The steady state economy—real sustainability—was set to take a significant step into the Washington, DC dialog. Big Green would never be the same; even Congress would start feeling the ripples.
To our utter dismay, the panel failed us all: steady staters, degrowthers, and doughnut economists alike. As I recall, “green” may have been bandied about a bit, to the rolling of eyes and borderline snoring. It was perhaps the oddest moment I’d ever experienced at a conference. I knew fully well “steady state economy” was firmly in the lexicon of the moderator, for I’d spoken with him at length about it. I ultimately concluded (as colleagues did in other venues, I came to learn) that this fearless “leader” had a fatal flaw: He couldn’t abide the leadership of others, presumably Herman Daly in this case, who was on the program for the Council’s Lifetime Achievement Award, and precisely for his work in advancing the steady state economy. For the moderator, apparently, it was either his frame—with him in the middle—or no frame at all.

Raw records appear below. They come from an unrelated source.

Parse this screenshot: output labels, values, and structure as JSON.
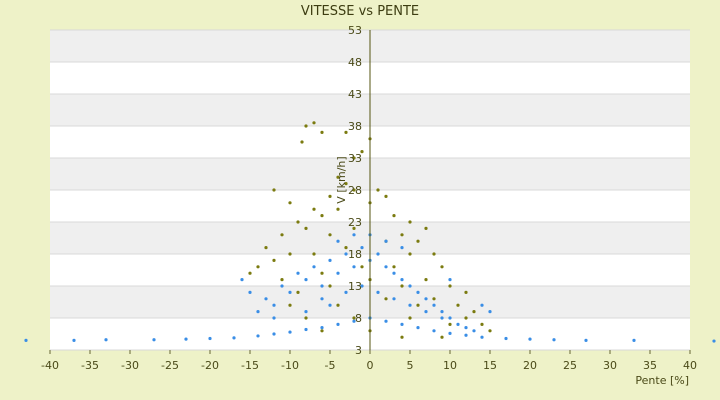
{
  "chart_data": {
    "type": "scatter",
    "title": "VITESSE vs PENTE",
    "xlabel": "Pente [%]",
    "ylabel": "V [km/h]",
    "xlim": [
      -40,
      40
    ],
    "ylim": [
      3,
      53
    ],
    "x_ticks": [
      "-40",
      "-35",
      "-30",
      "-25",
      "-20",
      "-15",
      "-10",
      "-5",
      "0",
      "5",
      "10",
      "15",
      "20",
      "25",
      "30",
      "35",
      "40"
    ],
    "y_ticks": [
      "3",
      "8",
      "13",
      "18",
      "23",
      "28",
      "33",
      "38",
      "43",
      "48",
      "53"
    ],
    "grid": "horizontal alternating bands",
    "series": [
      {
        "color": "#7b7b10",
        "points": [
          [
            -8,
            38
          ],
          [
            -7,
            38.5
          ],
          [
            -6,
            37
          ],
          [
            -3,
            37
          ],
          [
            -8.5,
            35.5
          ],
          [
            0,
            36
          ],
          [
            -1,
            34
          ],
          [
            -2,
            33
          ],
          [
            -4,
            30
          ],
          [
            -3,
            29
          ],
          [
            -12,
            28
          ],
          [
            -10,
            26
          ],
          [
            -5,
            27
          ],
          [
            -2,
            28
          ],
          [
            1,
            28
          ],
          [
            2,
            27
          ],
          [
            -7,
            25
          ],
          [
            -9,
            23
          ],
          [
            -8,
            22
          ],
          [
            -6,
            24
          ],
          [
            -4,
            25
          ],
          [
            0,
            26
          ],
          [
            3,
            24
          ],
          [
            5,
            23
          ],
          [
            7,
            22
          ],
          [
            -11,
            21
          ],
          [
            -13,
            19
          ],
          [
            -10,
            18
          ],
          [
            -5,
            21
          ],
          [
            -2,
            22
          ],
          [
            4,
            21
          ],
          [
            6,
            20
          ],
          [
            8,
            18
          ],
          [
            -12,
            17
          ],
          [
            -14,
            16
          ],
          [
            -7,
            18
          ],
          [
            -3,
            19
          ],
          [
            2,
            20
          ],
          [
            5,
            18
          ],
          [
            9,
            16
          ],
          [
            -15,
            15
          ],
          [
            -11,
            14
          ],
          [
            -6,
            15
          ],
          [
            -1,
            16
          ],
          [
            3,
            16
          ],
          [
            7,
            14
          ],
          [
            10,
            13
          ],
          [
            12,
            12
          ],
          [
            -9,
            12
          ],
          [
            -5,
            13
          ],
          [
            0,
            14
          ],
          [
            4,
            13
          ],
          [
            8,
            11
          ],
          [
            11,
            10
          ],
          [
            13,
            9
          ],
          [
            -10,
            10
          ],
          [
            -4,
            10
          ],
          [
            2,
            11
          ],
          [
            6,
            10
          ],
          [
            12,
            8
          ],
          [
            14,
            7
          ],
          [
            -8,
            8
          ],
          [
            -2,
            8
          ],
          [
            5,
            8
          ],
          [
            10,
            7
          ],
          [
            15,
            6
          ],
          [
            -6,
            6
          ],
          [
            0,
            6
          ],
          [
            4,
            5
          ],
          [
            9,
            5
          ]
        ]
      },
      {
        "color": "#3a8ee6",
        "points": [
          [
            -43,
            4.5
          ],
          [
            -37,
            4.5
          ],
          [
            -33,
            4.6
          ],
          [
            -27,
            4.6
          ],
          [
            -23,
            4.7
          ],
          [
            -20,
            4.8
          ],
          [
            -17,
            4.9
          ],
          [
            -14,
            5.2
          ],
          [
            -12,
            5.5
          ],
          [
            -10,
            5.8
          ],
          [
            -8,
            6.2
          ],
          [
            -6,
            6.5
          ],
          [
            -4,
            7
          ],
          [
            -2,
            7.5
          ],
          [
            0,
            8
          ],
          [
            2,
            7.5
          ],
          [
            4,
            7
          ],
          [
            6,
            6.5
          ],
          [
            8,
            6
          ],
          [
            10,
            5.6
          ],
          [
            12,
            5.3
          ],
          [
            14,
            5
          ],
          [
            17,
            4.8
          ],
          [
            20,
            4.7
          ],
          [
            23,
            4.6
          ],
          [
            27,
            4.5
          ],
          [
            33,
            4.5
          ],
          [
            43,
            4.4
          ],
          [
            -16,
            14
          ],
          [
            -15,
            12
          ],
          [
            -13,
            11
          ],
          [
            -12,
            10
          ],
          [
            -11,
            13
          ],
          [
            -10,
            12
          ],
          [
            -9,
            15
          ],
          [
            -8,
            14
          ],
          [
            -7,
            16
          ],
          [
            -6,
            13
          ],
          [
            -5,
            17
          ],
          [
            -4,
            15
          ],
          [
            -3,
            18
          ],
          [
            -2,
            16
          ],
          [
            -1,
            19
          ],
          [
            0,
            17
          ],
          [
            1,
            18
          ],
          [
            2,
            16
          ],
          [
            3,
            15
          ],
          [
            4,
            14
          ],
          [
            5,
            13
          ],
          [
            6,
            12
          ],
          [
            7,
            11
          ],
          [
            8,
            10
          ],
          [
            9,
            9
          ],
          [
            10,
            8
          ],
          [
            11,
            7
          ],
          [
            12,
            6.5
          ],
          [
            13,
            6
          ],
          [
            -5,
            10
          ],
          [
            -3,
            12
          ],
          [
            -1,
            13
          ],
          [
            1,
            12
          ],
          [
            3,
            11
          ],
          [
            5,
            10
          ],
          [
            7,
            9
          ],
          [
            9,
            8
          ],
          [
            -4,
            20
          ],
          [
            -2,
            21
          ],
          [
            0,
            21
          ],
          [
            2,
            20
          ],
          [
            4,
            19
          ],
          [
            10,
            14
          ],
          [
            14,
            10
          ],
          [
            15,
            9
          ],
          [
            -14,
            9
          ],
          [
            -12,
            8
          ],
          [
            -8,
            9
          ],
          [
            -6,
            11
          ]
        ]
      }
    ]
  }
}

We humans can’t afford such arrogance; not to the level where it impacts the entire sustainability movement. Those of us fighting the formidable forces of growth, especially, have to band together and start producing some synergistic effects, before all the water goes under the bridge. When the proverbial panel is asked, “What would we call such an economy?,” we need to be crystal clear with our framing:
- In a postgrowth world, we’ll have two basic options: degrowth or a steady state economy. And the fact is, we’ll need them both in stages. Because we’ve liquidated so many natural capital stocks, and destroyed so many funds of ecosystem services, we’ve got to shrink the economy before we can get it back to a sustainable level for a long-term steady state.
- If we can’t manage the political fortitude to shrink it voluntarily, we need, at least, to let it degrow naturally enough, without pulling out all the stops for GDP growth. After a stage of degrowth, the goal will be a steady state economy of mildly fluctuating GDP, preferably around an optimal level.
- Some may want to call the steady state a “doughnut economy,” but let’s be careful with the recipe. We’ll need to do better than the “agnosticism” about growth (as called for in Doughnut Economics). There’s no room for agnosticism in the ecological foxhole we’ve dug ourselves. We positively need degrowth toward a steady state economy.
Toward the end of the 2010 conference, with Daly winning the Lifetime Achievement Award, the audience was edified by an entirely different type of leadership than found in the earlier panel. In his acceptance speech, Daly reflected, “Blessed are they who encourage others.”
Brian Czech is the executive director at CASSE.